Policy before this PR this PR
f() := {"a":{"x":1}} / f() := {"a":{"y":2}} Err (conflict) {"a":{"x":1,"y":2}} — silently merged ⚠️
p := {"a":{"x":1}} / p := {"a":{"y":2}} (complete rule) Err Err (unaffected ✅)

An authoring mistake that used to be a hard error now silently produces a merged value. It's narrow (zero-arg functions + a shared key whose values are both objects/sets), but it's a silent evaluation-semantics change. (Note: disjoint object keys already merged pre-PR, so that specific case is not a regression.)

Suggested fix — don't let the data-document deep-merge leak into rule materialization. Either give add_data its own deep_merge and keep Value::merge as the strict equality-or-conflict primitive for merge_rule_value, or gate the recursive arm behind a flag/param that only add_data sets.

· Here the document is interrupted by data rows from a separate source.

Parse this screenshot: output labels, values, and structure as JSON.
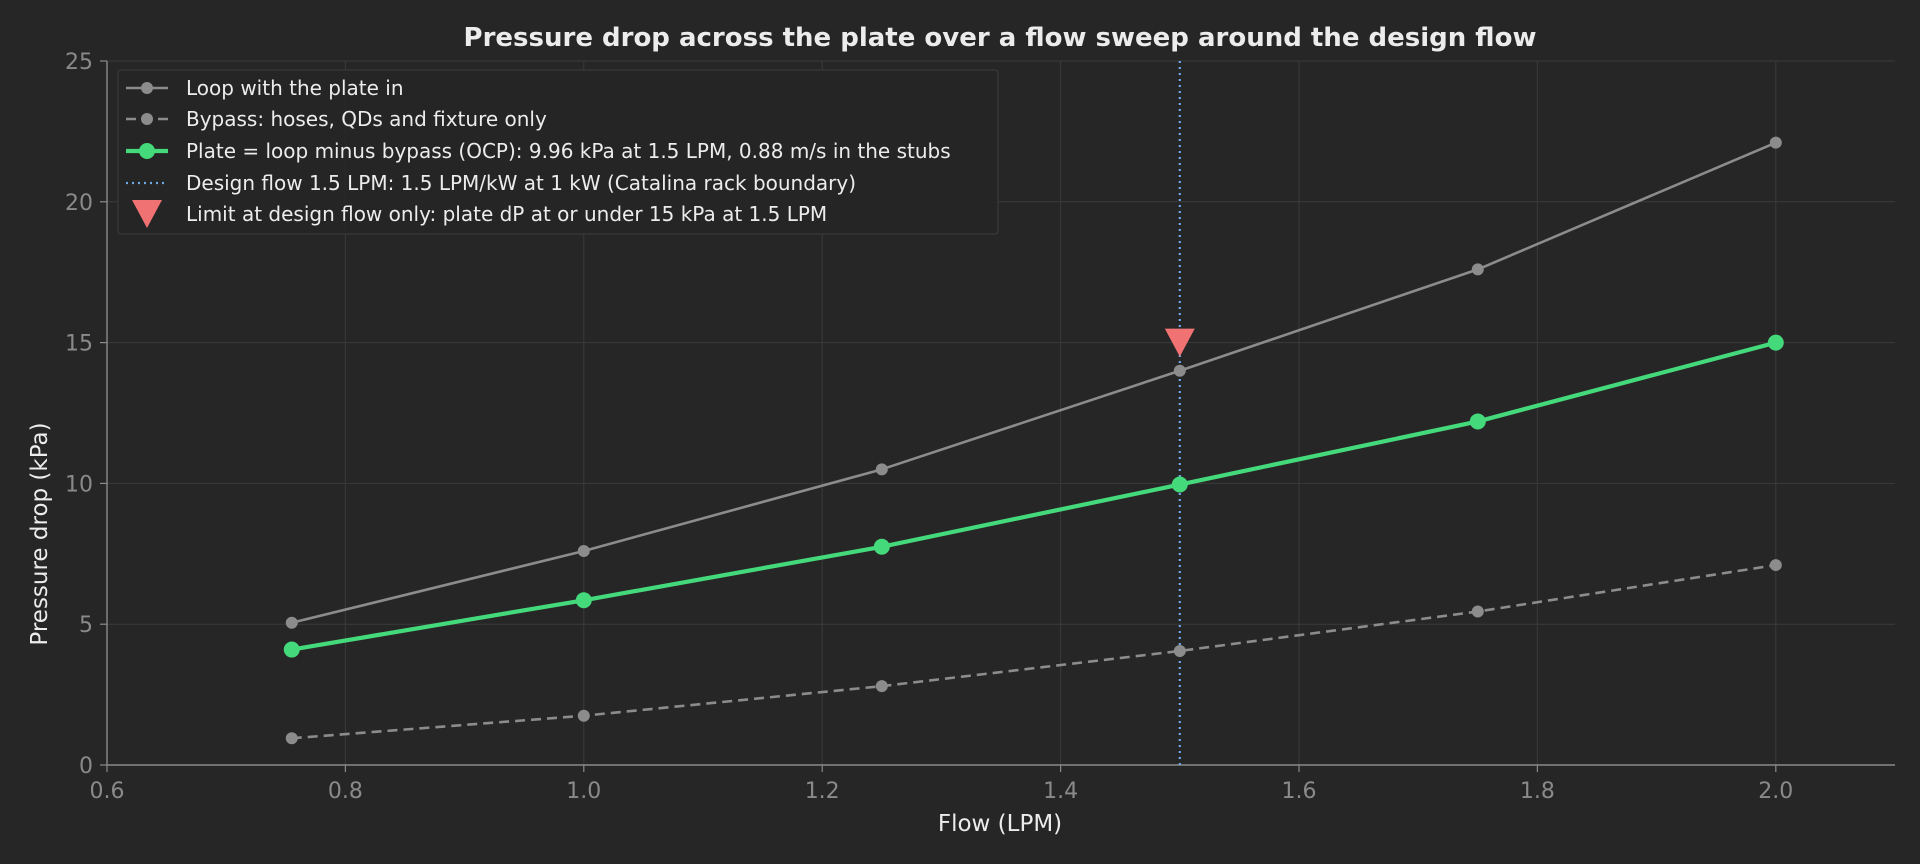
{
  "chart_data": {
    "type": "line",
    "title": "Pressure drop across the plate over a flow sweep around the design flow",
    "xlabel": "Flow (LPM)",
    "ylabel": "Pressure drop (kPa)",
    "xlim": [
      0.6,
      2.1
    ],
    "ylim": [
      0,
      25
    ],
    "xticks": [
      "0.6",
      "0.8",
      "1.0",
      "1.2",
      "1.4",
      "1.6",
      "1.8",
      "2.0"
    ],
    "yticks": [
      "0",
      "5",
      "10",
      "15",
      "20",
      "25"
    ],
    "x": [
      0.755,
      1.0,
      1.25,
      1.5,
      1.75,
      2.0
    ],
    "series": [
      {
        "name": "Loop with the plate in",
        "values": [
          5.05,
          7.6,
          10.5,
          14.0,
          17.6,
          22.1
        ],
        "color": "#8c8c8c",
        "style": "solid"
      },
      {
        "name": "Bypass: hoses, QDs and fixture only",
        "values": [
          0.95,
          1.75,
          2.8,
          4.05,
          5.45,
          7.1
        ],
        "color": "#8c8c8c",
        "style": "dashed"
      },
      {
        "name": "Plate = loop minus bypass (OCP): 9.96 kPa at 1.5 LPM, 0.88 m/s in the stubs",
        "values": [
          4.1,
          5.85,
          7.75,
          9.96,
          12.2,
          15.0
        ],
        "color": "#44d97a",
        "style": "solid"
      }
    ],
    "design_line": {
      "label": "Design flow 1.5 LPM: 1.5 LPM/kW at 1 kW (Catalina rack boundary)",
      "x": 1.5,
      "color": "#6fa8e8"
    },
    "limit_marker": {
      "label": "Limit at design flow only: plate dP at or under 15 kPa at 1.5 LPM",
      "x": 1.5,
      "y": 15,
      "color": "#f07272"
    },
    "grid": true,
    "legend_position": "top-left"
  }
}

Regression test (add to src/tests/interpreter/mod.rs):

#[test]
fn test_zero_arg_function_object_conflict_errors() -> Result<()> {
    let mut engine = Engine::new();
    engine.add_policy(
        "p.rego".to_string(),
        r#"
package test
f() := {"a": {"x": 1}}
f() := {"a": {"y": 2}}
"#
        .to_string(),
    )?;
    // Two zero-arg definitions producing objects that share a key must conflict,
    // NOT silently deep-merge.
    assert!(engine
        .eval_query("data.test.f".to_string(), false)
        .is_err());
    Ok(())
}

3. 🟡 MEDIUM — Unconditional Rc::make_mut(map) clones large shared objects with no limit check

The object arm now clones the map up front, before it knows whether any mutation is needed:

(Value::Object(map), Value::Object(new)) => {
    let map = Rc::make_mut(map);   // clones the whole map if shared
    for (k, v) in new.iter() { ... }

If a caller holds a snapshot (shared Rc, e.g. via get_data()) and the incoming doc only overlaps equal values, this deep-clones a potentially large object while performing no insertion — so the object-arm enforce_limit_anyhow() (which lives only in the None insert branch) never runs, and memory can exceed the configured limit undetected. The old code called Rc::make_mut only on the insert path.

Suggested fix — inspect with map.get(k) first and only Rc::make_mut(map) when an insert or a mutating recursion is actually required; or run enforce_limit_anyhow() immediately after any Rc::make_mut that may clone.


4. 🟡 MEDIUM/LOW — Recursive merge/precheck has no depth guard (now doubled)

Both merge and check_mergeable recurse one stack frame per nesting level, and check_mergeable runs first. A deeply nested, programmatically-constructed Value (JSON is capped ~128 by serde, but the Value API is not) added via add_data can overflow the stack → process abort instead of a recoverable Result.

Suggested fix — thread a depth counter with a conservative cap (returning an error past it), or rewrite the object traversal iteratively with an explicit stack. A regression test after adding the cap: assert an over-deep document is rejected rather than crashing.


5. 🔵 LOW — Doc wording + test coverage


🤖 Automated second-round review (code-review + deep-review skills); findings #1 and #2 verified manually by building and running targeted tests on this branch.